A phase 3 study of induction treatment with concurrent chemoradiotherapy versus chemotherapy before surgery in patients with pathologically confirmed N2 stage IIIA nonsmall cell lung cancer (WJTOG9903)




This study sought to ascertain whether induction-concurrent radiotherapy added to chemotherapy could improve the survival of patients undergoing surgery for stage IIIA N2 nonsmall cell lung cancer (NSCLC).


Patients with pathologically proven N2 disease were randomized to receive either induction chemotherapy (docetaxel 60 mg/m2 and carboplatin AUC [area under the receiver operating characteristic curve] = 5 for 2 cycles) plus concurrent radiation therapy (40 Gy) followed by surgery (CRS arm) or induction chemotherapy followed by surgery (CS arm). They subsequently underwent pulmonary resection when possible.

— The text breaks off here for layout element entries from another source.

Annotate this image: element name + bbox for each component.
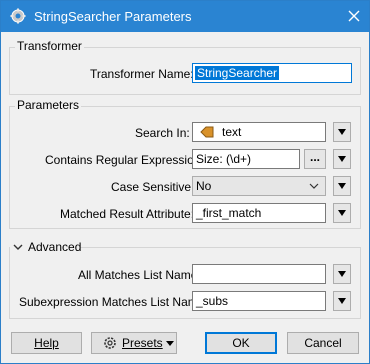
triangle-down-icon bbox=[338, 298, 346, 304]
search-in-field[interactable]: text bbox=[192, 122, 326, 142]
subexpression-label: Subexpression Matches List Name: bbox=[19, 295, 208, 309]
transformer-name-input[interactable]: StringSearcher bbox=[192, 63, 352, 83]
search-in-value: text bbox=[222, 125, 242, 139]
gear-icon bbox=[104, 337, 116, 349]
presets-label: Presets bbox=[122, 336, 163, 350]
subexpression-value: _subs bbox=[196, 294, 229, 308]
wrench-cog-icon bbox=[10, 8, 26, 24]
cancel-button[interactable]: Cancel bbox=[287, 332, 359, 354]
subexpression-input[interactable]: _subs bbox=[192, 291, 326, 311]
all-matches-menu-button[interactable] bbox=[333, 264, 351, 284]
chevron-down-icon bbox=[13, 244, 23, 250]
matched-result-input[interactable]: _first_match bbox=[192, 203, 326, 223]
regex-input[interactable]: Size: (\d+) bbox=[192, 149, 300, 169]
presets-button[interactable]: Presets bbox=[91, 332, 177, 354]
triangle-down-icon bbox=[338, 129, 346, 135]
triangle-down-icon bbox=[338, 156, 346, 162]
parameters-dialog: StringSearcher Parameters Transformer Tr… bbox=[0, 0, 370, 364]
parameters-legend: Parameters bbox=[15, 98, 82, 112]
regex-label: Contains Regular Expression: bbox=[45, 153, 204, 167]
case-sensitive-menu-button[interactable] bbox=[333, 176, 351, 196]
matched-result-menu-button[interactable] bbox=[333, 203, 351, 223]
case-sensitive-label: Case Sensitive: bbox=[111, 180, 195, 194]
help-button[interactable]: Help bbox=[11, 332, 82, 354]
triangle-down-icon bbox=[338, 271, 346, 277]
advanced-header[interactable]: Advanced bbox=[10, 239, 82, 255]
close-icon bbox=[348, 10, 360, 22]
matched-result-value: _first_match bbox=[196, 206, 262, 220]
ok-label: OK bbox=[232, 336, 250, 350]
case-sensitive-select[interactable]: No bbox=[192, 176, 326, 196]
attribute-tag-icon bbox=[200, 126, 214, 138]
help-label: Help bbox=[34, 336, 59, 350]
title-bar[interactable]: StringSearcher Parameters bbox=[1, 1, 369, 32]
advanced-legend: Advanced bbox=[28, 240, 82, 254]
cancel-label: Cancel bbox=[304, 336, 342, 350]
all-matches-label: All Matches List Name: bbox=[78, 268, 201, 282]
triangle-down-icon bbox=[338, 210, 346, 216]
regex-value: Size: (\d+) bbox=[196, 152, 252, 166]
ok-button[interactable]: OK bbox=[205, 332, 277, 354]
search-in-menu-button[interactable] bbox=[333, 122, 351, 142]
window-title: StringSearcher Parameters bbox=[34, 9, 192, 24]
transformer-name-value: StringSearcher bbox=[195, 66, 280, 80]
matched-result-label: Matched Result Attribute: bbox=[60, 207, 195, 221]
transformer-name-label: Transformer Name: bbox=[90, 67, 194, 81]
triangle-down-icon bbox=[166, 341, 174, 346]
regex-menu-button[interactable] bbox=[333, 149, 351, 169]
close-button[interactable] bbox=[343, 6, 365, 26]
all-matches-input[interactable] bbox=[192, 264, 326, 284]
triangle-down-icon bbox=[338, 183, 346, 189]
search-in-label: Search In: bbox=[135, 126, 190, 140]
transformer-legend: Transformer bbox=[15, 39, 84, 53]
case-sensitive-value: No bbox=[196, 179, 212, 193]
subexpression-menu-button[interactable] bbox=[333, 291, 351, 311]
regex-editor-button[interactable]: ... bbox=[304, 149, 326, 169]
chevron-down-icon bbox=[309, 183, 319, 189]
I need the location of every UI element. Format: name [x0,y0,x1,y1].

Sixty patients were randomly assigned between December 2000 and August 2005. The study was prematurely terminated in January 2006 because of slow accrual. The most common toxicity was grade 3 or 4 leukopenia in 92.9% of patients in the CRS arm and 46.4% in the CS arm. Induction therapy was generally well tolerated, and there were no treatment-related deaths in either arm. Downstaging in the CS arm and CRS arm was 21% and 40%, respectively. The progression-free survival (PFS) and overall survival (OS) in the CS arm were 9.7 months and 29.9 months (PFS, hazard ratio [HR] = 0.68, P = .187), and those in the CRS arm were 12.4 months and 39.6 months (OS, HR = 0.77, P = .397), respectively. The PFS with and without downstaging was 55.0 and 9.4 months, respectively (HR = 3.39, P = .001). The OS with and without downstaging was 63.3 and 29.5 months, respectively (HR = 2.62, P = .021).


The addition of radiotherapy to induction chemotherapy conferred better local control without significant adverse events. Tumor downstaging is important for prolonging the OS in patients with stage IIIA (N2) NSCLC. Cancer 2012. © 2012 American Cancer Society.